Este texto, publicado en el diario de asuntos económicos Kommersant, fue escrito por Ivan Timofeev, profesor asociado de teoría política en MGIMO, centro de formación y generación de élites, en particular políticas, en la Rusia contemporánea. El autor es más conocido como director general del Consejo Ruso de Asuntos Internacionales y director de Programas del Club de Debate Valdai.

Ese centro de investigación es una de las oficinas de propaganda del régimen de Vladimir Putin. El presidente de la Federación Rusa, quien impulsó su creación en 2004, pronuncia los discursos de clausura de cada uno de los congresos anuales. En 2014, Vjačeslav Volodin formuló la siguiente frase, que se volvió famosa: «Mientras exista Putin, existirá Rusia; cuando ya no exista Putin, ya no existirá Rusia». Fue también en esa ocasión cuando el presidente ruso expuso ante el público congregado en Sochi una serie de convicciones profundamente arraigadas, algunas de las cuales hacen eco de los análisis del siguiente artículo: la Guerra Fría podría haber terminado con un equilibrio de poder en un mundo multipolar si Estados Unidos no hubiera albergado sueños de dominación planetaria; Rusia es y pretende seguir siendo un Estado autónomo, libre para determinar su propio destino; los conflictos a varias escalas son la consecuencia esperada de tal configuración, en particular en las fronteras inmediatas de grandes potencias como Rusia.
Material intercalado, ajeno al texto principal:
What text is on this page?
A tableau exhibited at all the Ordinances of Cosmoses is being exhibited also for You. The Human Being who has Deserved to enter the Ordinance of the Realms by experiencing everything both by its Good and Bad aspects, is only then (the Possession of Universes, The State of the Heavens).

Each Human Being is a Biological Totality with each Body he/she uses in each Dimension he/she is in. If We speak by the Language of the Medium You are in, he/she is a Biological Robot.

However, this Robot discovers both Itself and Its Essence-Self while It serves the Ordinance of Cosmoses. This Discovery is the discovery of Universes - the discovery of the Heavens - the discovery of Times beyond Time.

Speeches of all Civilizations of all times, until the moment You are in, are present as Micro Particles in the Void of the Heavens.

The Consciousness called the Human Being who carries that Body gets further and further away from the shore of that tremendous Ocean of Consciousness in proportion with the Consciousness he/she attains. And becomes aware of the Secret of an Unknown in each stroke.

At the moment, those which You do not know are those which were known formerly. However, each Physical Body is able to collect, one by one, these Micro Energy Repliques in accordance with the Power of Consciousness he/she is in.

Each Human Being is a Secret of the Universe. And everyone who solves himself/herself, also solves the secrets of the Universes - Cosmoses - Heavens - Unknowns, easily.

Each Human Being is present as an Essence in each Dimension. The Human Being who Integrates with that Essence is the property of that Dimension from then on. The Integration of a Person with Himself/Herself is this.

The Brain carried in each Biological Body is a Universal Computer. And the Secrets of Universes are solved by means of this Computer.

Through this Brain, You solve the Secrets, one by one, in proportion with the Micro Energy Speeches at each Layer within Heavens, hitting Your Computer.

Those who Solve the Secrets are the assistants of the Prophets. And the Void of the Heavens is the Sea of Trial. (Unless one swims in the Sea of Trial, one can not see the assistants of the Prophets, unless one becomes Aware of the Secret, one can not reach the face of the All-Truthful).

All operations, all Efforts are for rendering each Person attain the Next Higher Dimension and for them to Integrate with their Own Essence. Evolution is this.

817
Bajo el pretexto del objetivismo y la distancia analítica, el siguiente texto recoge algunos de esos puntos de vista. Aquí se hace hincapié en la noción de «gosudarstvennost» (de gosudarstvo, el Estado), un término con diversos usos y connotaciones (la obra Gosudarstvennost’ i anarkhija, de Mijaíl Bakunin, se ha traducido como Estatismo y anarquía), que aquí se refiere a una especie de soberanía interna en la construcción de la «forma», del «sistema» o de las «estructuras» estatales de un país. Al hacer hincapié en esta noción y contrarrestar las representaciones a menudo caricaturescas del «régimen ruso» en Occidente, Ivan Timofeev subraya al mismo tiempo el margen de maniobra que debería concederse a los gobernantes rusos para forjar una forma de Estado original, independiente de los modelos existentes y acorde con las necesidades de la «civilización» rusa.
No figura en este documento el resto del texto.